The optics of Fallon’s repetition come as entertainment outlets and viewers alike consider how late-night hosts handle running gags. Comedians often reuse lines as callbacks or running bits, but such repetitions are typically acknowledged on air, or at least framed as a deliberate recurring motif. In this case, viewers and critics noted the lack of explicit on-air acknowledgement, which fueled questions about whether the gag was intended as a playful callback or a missed opportunity for transparency with the audience.
The controversy fits within a larger cultural moment in which audiences scrutinize the boundaries between entertainment and political discourse. Mamdani’s policy proposals, including a higher corporate tax and rent stabilization, place him at the center of debates about how strongly late-night hosts should engage with political figures and platform specifics of candidates who may soon govern major cities. While Fallon’s team has not publicly commented on the repeated joke, the episode pattern has sparked discussions about the responsibilities of late-night hosts when political topics intersect with humor.

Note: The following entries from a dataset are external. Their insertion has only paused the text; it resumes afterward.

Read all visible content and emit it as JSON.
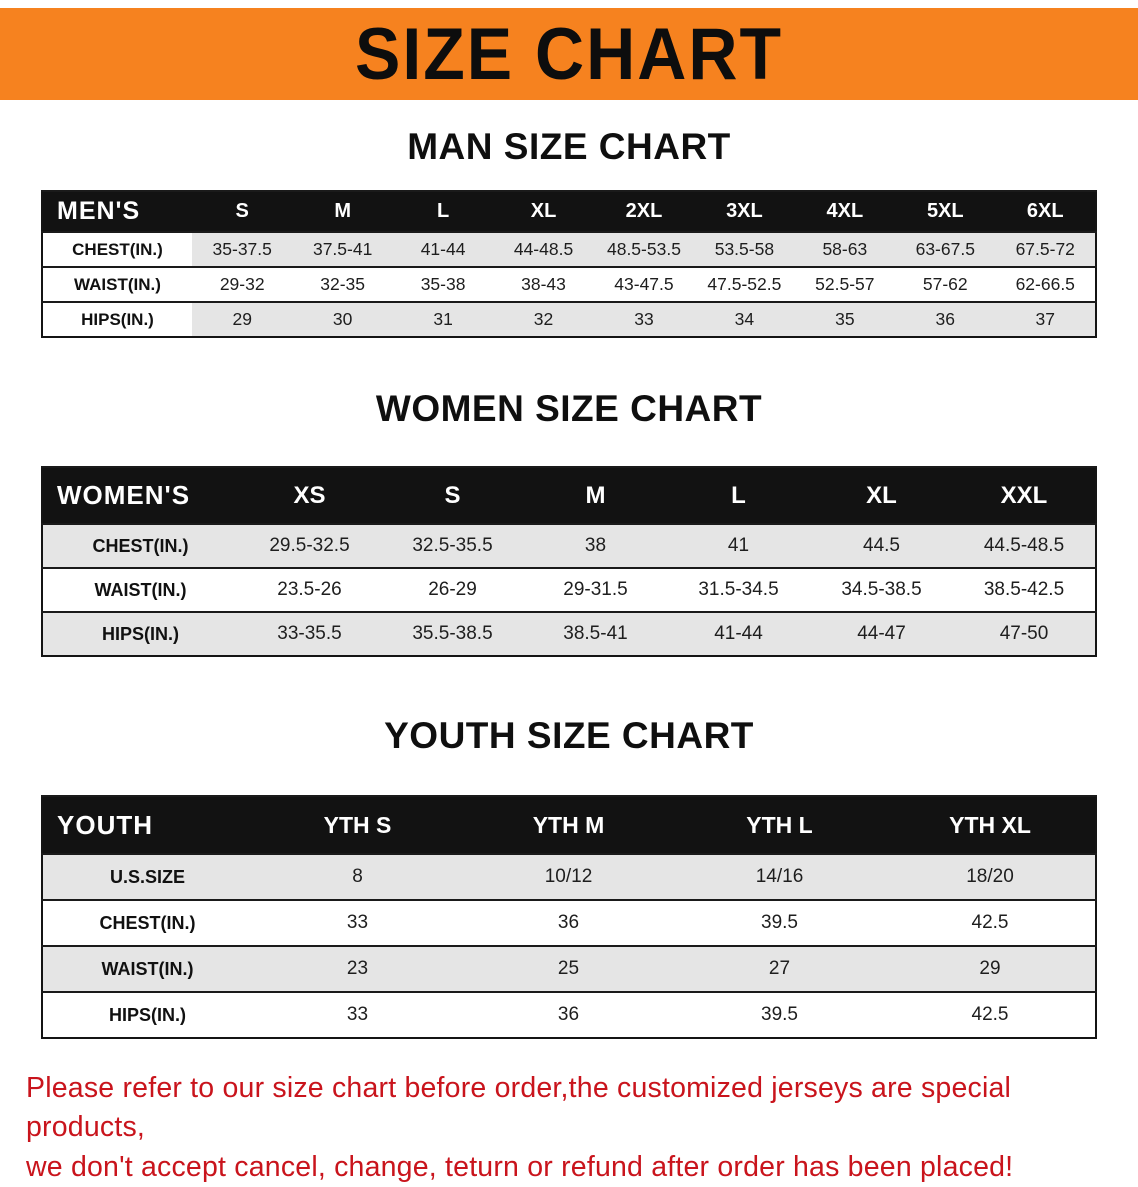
{
  "banner": {
    "title": "SIZE CHART",
    "bg_color": "#f6821f",
    "text_color": "#0d0d0d"
  },
  "sections": [
    {
      "heading": "MAN SIZE CHART",
      "table": {
        "header": [
          "MEN'S",
          "S",
          "M",
          "L",
          "XL",
          "2XL",
          "3XL",
          "4XL",
          "5XL",
          "6XL"
        ],
        "rows": [
          {
            "label": "CHEST(IN.)",
            "values": [
              "35-37.5",
              "37.5-41",
              "41-44",
              "44-48.5",
              "48.5-53.5",
              "53.5-58",
              "58-63",
              "63-67.5",
              "67.5-72"
            ]
          },
          {
            "label": "WAIST(IN.)",
            "values": [
              "29-32",
              "32-35",
              "35-38",
              "38-43",
              "43-47.5",
              "47.5-52.5",
              "52.5-57",
              "57-62",
              "62-66.5"
            ]
          },
          {
            "label": "HIPS(IN.)",
            "values": [
              "29",
              "30",
              "31",
              "32",
              "33",
              "34",
              "35",
              "36",
              "37"
            ]
          }
        ]
      }
    },
    {
      "heading": "WOMEN SIZE CHART",
      "table": {
        "header": [
          "WOMEN'S",
          "XS",
          "S",
          "M",
          "L",
          "XL",
          "XXL"
        ],
        "rows": [
          {
            "label": "CHEST(IN.)",
            "values": [
              "29.5-32.5",
              "32.5-35.5",
              "38",
              "41",
              "44.5",
              "44.5-48.5"
            ]
          },
          {
            "label": "WAIST(IN.)",
            "values": [
              "23.5-26",
              "26-29",
              "29-31.5",
              "31.5-34.5",
              "34.5-38.5",
              "38.5-42.5"
            ]
          },
          {
            "label": "HIPS(IN.)",
            "values": [
              "33-35.5",
              "35.5-38.5",
              "38.5-41",
              "41-44",
              "44-47",
              "47-50"
            ]
          }
        ]
      }
    },
    {
      "heading": "YOUTH SIZE CHART",
      "table": {
        "header": [
          "YOUTH",
          "YTH S",
          "YTH M",
          "YTH L",
          "YTH XL"
        ],
        "rows": [
          {
            "label": "U.S.SIZE",
            "values": [
              "8",
              "10/12",
              "14/16",
              "18/20"
            ]
          },
          {
            "label": "CHEST(IN.)",
            "values": [
              "33",
              "36",
              "39.5",
              "42.5"
            ]
          },
          {
            "label": "WAIST(IN.)",
            "values": [
              "23",
              "25",
              "27",
              "29"
            ]
          },
          {
            "label": "HIPS(IN.)",
            "values": [
              "33",
              "36",
              "39.5",
              "42.5"
            ]
          }
        ]
      }
    }
  ],
  "disclaimer": {
    "color": "#c9141c",
    "lines": [
      "Please refer to our size chart before order,the customized jerseys are special products,",
      "we don't accept cancel, change, teturn or refund after order has been placed!"
    ]
  }
}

The second image below captures a moment related to the ongoing discussion surrounding the joke and Mamdani’s rise in New York politics.

As Mamdani prepares for inauguration, observers are watching how late-night hosts balance entertainment value with sensitivity to political subjects. The debate over Fallon’s repetition underscores how audiences parse jokes for subtext and intent, particularly when the target is a public official poised to shape policy, housing, and the city’s economic future. The New York Post’s entertainment desk highlighted the evolving norms around running gags and the expectations for air acknowledgment when a joke becomes a recurring motif across multiple episodes. The discussion continues as other late-night programs reflect on how best to navigate humor, memory, and the evolving political landscape in major urban centers.

The episode pattern, the nature of the joke, and Mamdani’s political trajectory together create a case study in how a single punchline can ignite conversations about media responsibility, political context, and the evolving dynamics of urban governance. For Fallon and his production team, the episode has served as a reminder of the close attention paid to late-night monologues in an era when political missteps are amplified across social media and traditional outlets alike. As Mamdani’s inauguration approaches, commentators will likely revisit the interplay between humor and politics in late-night television and how broadcasters manage similar situations in the future.